L'erba medica è una Leguminosa Erbacea Perenne che grazie alle profonde radici è in grado di assorbire dal terreno una maggior quantità di minerali rispetto alle altre piante.

Per questo motivo è ricca di vitamine e minerali, come: vitamina A, vitamina B1, vitamina B6, vitamina C, vitamina E, vitamina K, niacina, biotina, acido folico, calcio, potassio, fosforo, magnesio e zinco.

Grazie al suo alto valore nutritivo, l'erba medica contribuisce nel prevenire l'affaticamento associato a carenza di vitamine e minerali. L'elevato contenuto di ferro e di vitamina E la rendono, inoltre, un valido aiuto per chi soffre di anemia.

L'erba medica è caratterizzata da proprietà antiemorragiche, antiossidanti, antinfiammatorie e antidiabetiche1; migliora il metabolismo osseo, esercita un'azione detossificante e, diminuendo l'assorbimento intestinale di colesterolo, svolge un ruolo di prevenzione dalle malattie cardiovascolari.
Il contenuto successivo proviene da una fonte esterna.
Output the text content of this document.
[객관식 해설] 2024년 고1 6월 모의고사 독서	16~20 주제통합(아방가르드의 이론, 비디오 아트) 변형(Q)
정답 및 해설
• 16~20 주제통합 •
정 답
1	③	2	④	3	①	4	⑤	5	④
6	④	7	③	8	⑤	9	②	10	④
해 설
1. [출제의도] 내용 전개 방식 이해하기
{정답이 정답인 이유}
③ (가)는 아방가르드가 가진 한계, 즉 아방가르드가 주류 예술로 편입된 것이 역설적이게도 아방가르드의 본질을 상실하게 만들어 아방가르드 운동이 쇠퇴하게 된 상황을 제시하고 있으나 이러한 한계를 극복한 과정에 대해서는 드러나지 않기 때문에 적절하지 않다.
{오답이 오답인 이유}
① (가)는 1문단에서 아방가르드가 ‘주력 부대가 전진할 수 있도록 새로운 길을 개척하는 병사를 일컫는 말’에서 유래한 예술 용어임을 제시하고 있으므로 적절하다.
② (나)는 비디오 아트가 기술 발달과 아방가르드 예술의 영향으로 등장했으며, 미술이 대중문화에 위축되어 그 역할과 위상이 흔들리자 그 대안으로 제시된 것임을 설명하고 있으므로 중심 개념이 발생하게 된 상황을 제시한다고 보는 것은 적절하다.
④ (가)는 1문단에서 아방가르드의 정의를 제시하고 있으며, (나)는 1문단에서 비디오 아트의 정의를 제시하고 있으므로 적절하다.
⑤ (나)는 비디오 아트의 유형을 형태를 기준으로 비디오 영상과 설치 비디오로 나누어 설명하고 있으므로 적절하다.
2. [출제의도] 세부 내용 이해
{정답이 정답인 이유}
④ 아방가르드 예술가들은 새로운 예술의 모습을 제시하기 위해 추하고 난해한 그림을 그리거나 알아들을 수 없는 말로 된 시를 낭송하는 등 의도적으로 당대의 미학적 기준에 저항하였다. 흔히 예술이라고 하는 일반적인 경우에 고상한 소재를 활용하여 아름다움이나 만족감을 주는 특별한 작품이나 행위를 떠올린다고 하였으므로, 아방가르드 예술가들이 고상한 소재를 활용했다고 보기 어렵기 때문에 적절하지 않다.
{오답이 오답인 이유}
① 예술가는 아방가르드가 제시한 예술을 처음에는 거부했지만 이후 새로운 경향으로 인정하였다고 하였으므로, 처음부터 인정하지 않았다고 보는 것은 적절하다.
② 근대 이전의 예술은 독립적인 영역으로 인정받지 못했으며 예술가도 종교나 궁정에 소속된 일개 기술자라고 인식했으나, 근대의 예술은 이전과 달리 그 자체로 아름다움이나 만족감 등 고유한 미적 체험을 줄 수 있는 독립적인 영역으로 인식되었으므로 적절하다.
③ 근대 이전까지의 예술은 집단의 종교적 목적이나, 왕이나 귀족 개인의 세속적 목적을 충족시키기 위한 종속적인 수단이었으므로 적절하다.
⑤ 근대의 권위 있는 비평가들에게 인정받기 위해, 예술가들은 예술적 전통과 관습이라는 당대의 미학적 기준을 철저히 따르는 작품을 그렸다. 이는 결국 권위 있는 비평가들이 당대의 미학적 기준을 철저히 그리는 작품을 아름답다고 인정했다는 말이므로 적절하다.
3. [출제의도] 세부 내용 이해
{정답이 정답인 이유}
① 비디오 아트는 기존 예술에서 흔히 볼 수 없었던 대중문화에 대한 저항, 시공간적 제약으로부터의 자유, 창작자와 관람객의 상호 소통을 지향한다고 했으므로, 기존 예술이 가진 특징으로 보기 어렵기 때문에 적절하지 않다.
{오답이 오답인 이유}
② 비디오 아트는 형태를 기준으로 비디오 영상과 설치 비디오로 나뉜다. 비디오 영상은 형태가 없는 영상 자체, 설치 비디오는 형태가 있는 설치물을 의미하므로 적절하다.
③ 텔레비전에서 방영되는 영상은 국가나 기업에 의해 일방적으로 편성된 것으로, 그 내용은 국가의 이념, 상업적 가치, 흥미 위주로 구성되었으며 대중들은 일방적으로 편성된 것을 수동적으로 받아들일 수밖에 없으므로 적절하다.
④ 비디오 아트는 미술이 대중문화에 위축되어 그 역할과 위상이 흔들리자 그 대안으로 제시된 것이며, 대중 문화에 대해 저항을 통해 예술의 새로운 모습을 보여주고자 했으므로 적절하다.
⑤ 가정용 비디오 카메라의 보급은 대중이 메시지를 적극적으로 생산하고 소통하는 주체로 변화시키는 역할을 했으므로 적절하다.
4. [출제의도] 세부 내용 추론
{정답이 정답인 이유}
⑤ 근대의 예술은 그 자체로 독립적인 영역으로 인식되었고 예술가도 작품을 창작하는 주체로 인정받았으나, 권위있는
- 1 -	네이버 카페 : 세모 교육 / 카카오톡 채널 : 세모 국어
Infine, in recenti studi ha anche mostrato proprietà neuroprotettive1.

 

(1). Bora KS et al. Evaluation of Anoxidant and Cerebroprotective Effect of Medicago sativa Linn. Against Ischemia and Reperfusion Insult. eCAM Advance Access published on March 10, 2010: 1-9. doi: 10.1093/ecam/neq019

L-carnosina

La carnosina è una molecola composta di due aminoacidi (e per questo è detta dipeptide), la β-alanina

e L-istidina. Il suo interesse nel campo degli integratori deriva dal fatto che si trova in buona quantità nel tessuto muscolare, dove regola alcuni processi metabolici di produzione dell'energia1. Le fibre muscolari bianche generalmente contengono più carnosina rispetto a quelle rosse e si può stimare una concentrazione media di carnosina nei muscoli di 300 mg per ogni etto di tessuto. I livelli di carnosina decadono con il passare degli anni, con una perdita del 63% passando dai 10 ai 70 anni.

 

I primi studi scientifici sulla carnosina hanno dimostrato che possiede importanti proprietà antiossidanti. Operando in stretta sinergia con altri micronutrienti (betacarotene e vitamine E e C), migliora la funzionalità della membrana cellulare, rendendola meno sensibile all'attacco dei radicali liberi, che altrimenti nel tempo produrrebbero un effetto degenerativo sulla membrana stessa.

 

La carnosina è anche un potente anti-AGEs, anti-Advance Glycation End products: è stata dimostrata la sua capacità di impedire la glicazione non enzimatica delle proteine (formazione degli AGEs, prodotti finali di glicazione), proteggendole da tale modificazione e prevenendo i danni che ne conseguirebbero2. Tale proprietà si è dimostrata utile in pazienti diabetici e nel prevenire l'insorgenza o la progressione di nefropatia2.

 

Un'altra proprietà dimostrata della carnosina è quella di controllare i livelli di calcio nelle cellule del miocardio, migliorando quindi la funzionalità cardiaca.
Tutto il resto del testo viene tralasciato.